Savoir-faire et notoriété en cas de rachat du réseau
Dans une série d’arrêts rendus le 8 février 2023 (CA de Paris, 8 février 2023, n°20/04557, n°20/04545, 20/01756, 20/04561, 20/01712, 20/01748 et 20/04558), la Cour d’Appel de Paris a résilié aux torts du franchiseur une douzaine de contrats de franchise après le rachat du réseau Pizza Sprint par la société Domino’s Pizza France.
Aux termes des arrêts rendus le 8 février 2023, la Cour d’Appel de Paris a considéré que l’absence de toute évolution du savoir-faire depuis le rachat du réseau par Domino’s justifie la résiliation des contrats de franchise. Après avoir écarté les demandes relatives à la nullité des contrats de franchise, la Cour d’Appel a fait droit à la demande de résiliation pour faute, condamnant solidairement le cédant et le repreneur à indemniser les préjudices subis par les franchisés ainsi que les gérants.
L’absence d’actualisation du savoir-faire par le repreneur
La Cour a commencé par rappeler de façon tout à fait pertinente que les franchisés entendent bénéficier d’un « avantage concurrentiel tiré du savoir-faire et de l’expérience du franchiseur ainsi que de la notoriété du réseau. » La Cour a d’ailleurs pris soin de souligner que le contrat prévoyait explicitement une obligation à la charge du franchiseur de mettre à jour son savoir-faire.
Or, après le rachat du réseau, cette obligation n’avait pas été respectée : le site internet n’avait pas évolué depuis 2015, les méthodes de commercialisation étaient inchangées depuis plusieurs années et ne permettaient plus aux franchisés de rester compétitifs, les produits et les recettes n’évoluaient plus etc.

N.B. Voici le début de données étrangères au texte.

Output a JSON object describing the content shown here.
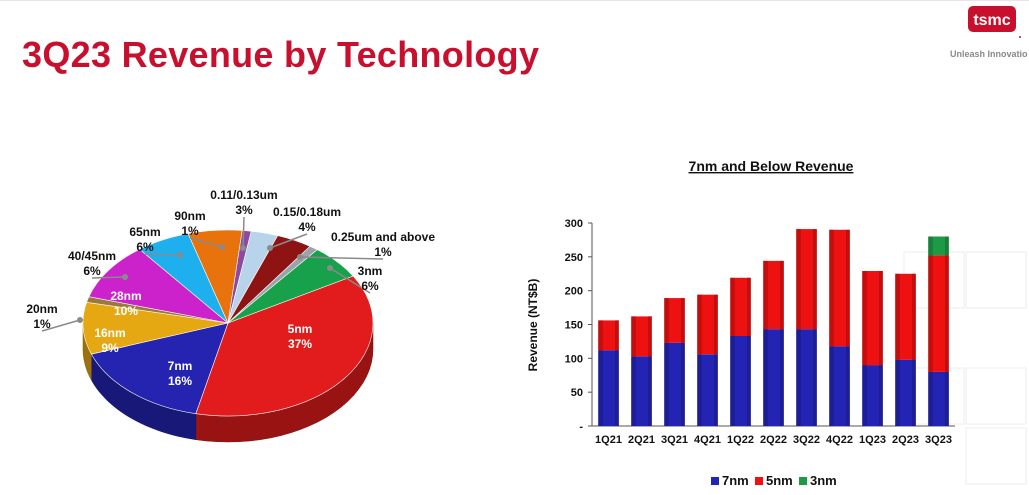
{
  "slide": {
    "title": "3Q23 Revenue by Technology",
    "logo_text": "tsmc",
    "tagline": "Unleash Innovatio"
  },
  "colors": {
    "title": "#c8102e",
    "7nm": "#2323b4",
    "5nm": "#ee1111",
    "3nm": "#1d9a46"
  },
  "chart_data": [
    {
      "type": "pie",
      "title": "",
      "slices": [
        {
          "label": "5nm",
          "value": 37,
          "pct_label": "37%",
          "color": "#e21c1c"
        },
        {
          "label": "7nm",
          "value": 16,
          "pct_label": "16%",
          "color": "#2424b0"
        },
        {
          "label": "16nm",
          "value": 9,
          "pct_label": "9%",
          "color": "#e6a812"
        },
        {
          "label": "20nm",
          "value": 1,
          "pct_label": "1%",
          "color": "#9a7a3a"
        },
        {
          "label": "28nm",
          "value": 10,
          "pct_label": "10%",
          "color": "#cc22cc"
        },
        {
          "label": "40/45nm",
          "value": 6,
          "pct_label": "6%",
          "color": "#1eb0ee"
        },
        {
          "label": "65nm",
          "value": 6,
          "pct_label": "6%",
          "color": "#e8720c"
        },
        {
          "label": "90nm",
          "value": 1,
          "pct_label": "1%",
          "color": "#8c4aa0"
        },
        {
          "label": "0.11/0.13um",
          "value": 3,
          "pct_label": "3%",
          "color": "#b8d4ea"
        },
        {
          "label": "0.15/0.18um",
          "value": 4,
          "pct_label": "4%",
          "color": "#8e1414"
        },
        {
          "label": "0.25um and above",
          "value": 1,
          "pct_label": "1%",
          "color": "#9aa2aa"
        },
        {
          "label": "3nm",
          "value": 6,
          "pct_label": "6%",
          "color": "#17a14a"
        }
      ]
    },
    {
      "type": "bar",
      "stacked": true,
      "title": "7nm and Below Revenue",
      "ylabel": "Revenue (NT$B)",
      "xlabel": "",
      "ylim": [
        0,
        300
      ],
      "yticks": [
        "-",
        "50",
        "100",
        "150",
        "200",
        "250",
        "300"
      ],
      "categories": [
        "1Q21",
        "2Q21",
        "3Q21",
        "4Q21",
        "1Q22",
        "2Q22",
        "3Q22",
        "4Q22",
        "1Q23",
        "2Q23",
        "3Q23"
      ],
      "series": [
        {
          "name": "7nm",
          "color": "#2323b4",
          "values": [
            112,
            103,
            123,
            106,
            133,
            143,
            143,
            118,
            90,
            98,
            80
          ]
        },
        {
          "name": "5nm",
          "color": "#ee1111",
          "values": [
            44,
            59,
            66,
            88,
            86,
            101,
            148,
            172,
            139,
            127,
            172
          ]
        },
        {
          "name": "3nm",
          "color": "#1d9a46",
          "values": [
            0,
            0,
            0,
            0,
            0,
            0,
            0,
            0,
            0,
            0,
            28
          ]
        }
      ],
      "legend_position": "bottom",
      "grid": false
    }
  ]
}
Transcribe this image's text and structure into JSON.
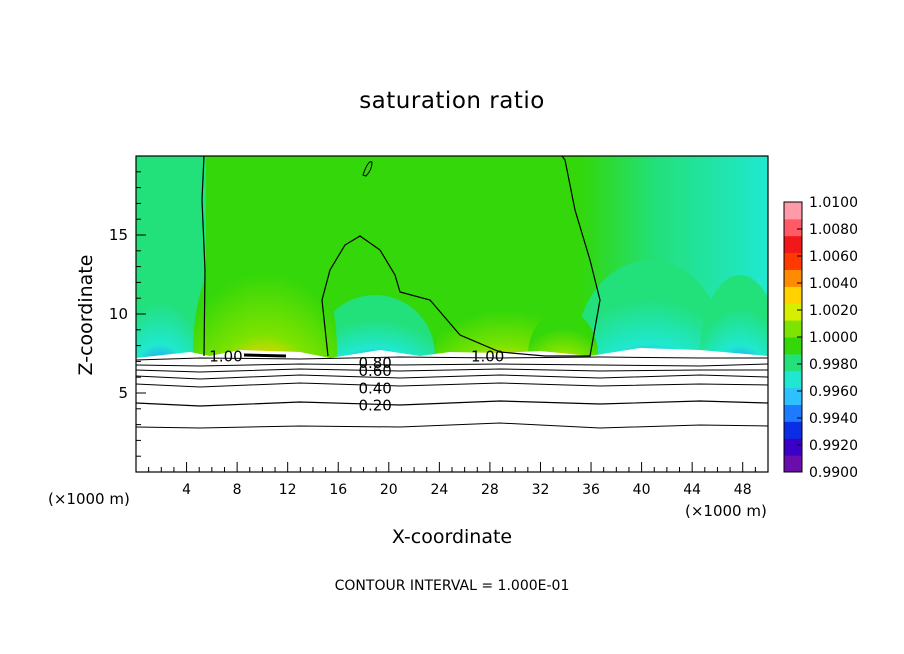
{
  "chart_data": {
    "type": "heatmap",
    "title": "saturation ratio",
    "xlabel": "X-coordinate",
    "ylabel": "Z-coordinate",
    "x_unit_label": "(×1000 m)",
    "xlim": [
      0,
      50
    ],
    "ylim": [
      0,
      20
    ],
    "x_ticks": [
      4,
      8,
      12,
      16,
      20,
      24,
      28,
      32,
      36,
      40,
      44,
      48
    ],
    "y_ticks": [
      5,
      10,
      15
    ],
    "colorbar": {
      "min": 0.99,
      "max": 1.01,
      "tick_labels": [
        "1.0100",
        "1.0080",
        "1.0060",
        "1.0040",
        "1.0020",
        "1.0000",
        "0.9980",
        "0.9960",
        "0.9940",
        "0.9920",
        "0.9900"
      ],
      "colors": [
        "#6a0dad",
        "#3a00c8",
        "#0a2ee6",
        "#1e7bff",
        "#2fc1ff",
        "#20e8d0",
        "#22e07a",
        "#33d70a",
        "#7de300",
        "#d6ee00",
        "#ffd200",
        "#ff8c00",
        "#ff3a00",
        "#f01818",
        "#ff5a66",
        "#ff9aa8"
      ]
    },
    "contour_labels": [
      {
        "text": "1.00",
        "x": 5.8,
        "z": 7.3
      },
      {
        "text": "1.00",
        "x": 26.5,
        "z": 7.3
      },
      {
        "text": "0.80",
        "x": 17.6,
        "z": 6.9
      },
      {
        "text": "0.60",
        "x": 17.6,
        "z": 6.4
      },
      {
        "text": "0.40",
        "x": 17.6,
        "z": 5.3
      },
      {
        "text": "0.20",
        "x": 17.6,
        "z": 4.2
      }
    ],
    "contour_interval_text": "CONTOUR INTERVAL = 1.000E-01"
  }
}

Bref, le franchiseur avait tout simplement délaissé le réseau. Il s’agit d’une faute justifiant la résiliation du contrat.
La notoriété déclinant du réseau après le rachat
L’abandon du réseau est confirmé par le déclin impressionnant du réseau Pizza Sprint : alors que le réseau comptait 89 magasins en 2016 (avant le rachat), il a été réduit à 35 en 2017, puis à 4 en 2020. La « notoriété déclinante » du réseau est incontestable. Il s’agit là encore d’une faute puisque le franchisé rejoint un réseau en vue de bénéficier de sa notoriété. Cette dernière doit donc exister !
Le raisonnement de la Cour doit être salué, car il redonne une place centrale au savoir-faire et à la notoriété du réseau, deux notions fondamentales qui sont à la base de la relation de franchise, mais qui sont souvent malmenées. Ce rappel sur les éléments au cœur de la notion de franchise est le bienvenu : il tranche avec une tendance jurisprudentiel regrettable, qui tend à considérer que la simple existence de quelques points de vente suffit à caractériser un réseau digne de ce nom.
La notoriété déclinante du réseau après le rachat
Enfin, il est remarquable que la Cour d’Appel a condamné solidairement le franchiseur originel et le repreneur. Juridiquement pourtant, de deux choses, l’une : soit le franchiseur a commis une faute en cédant le réseau ; soit la cession est valable et seule la responsabilité du repreneur peut être engagée, pour n’avoir pas rempli ses obligations postérieurement à la cession. En condamnant solidairement le cédant et le repreneur, la Cour d’Appel de Paris envoie un signal fort.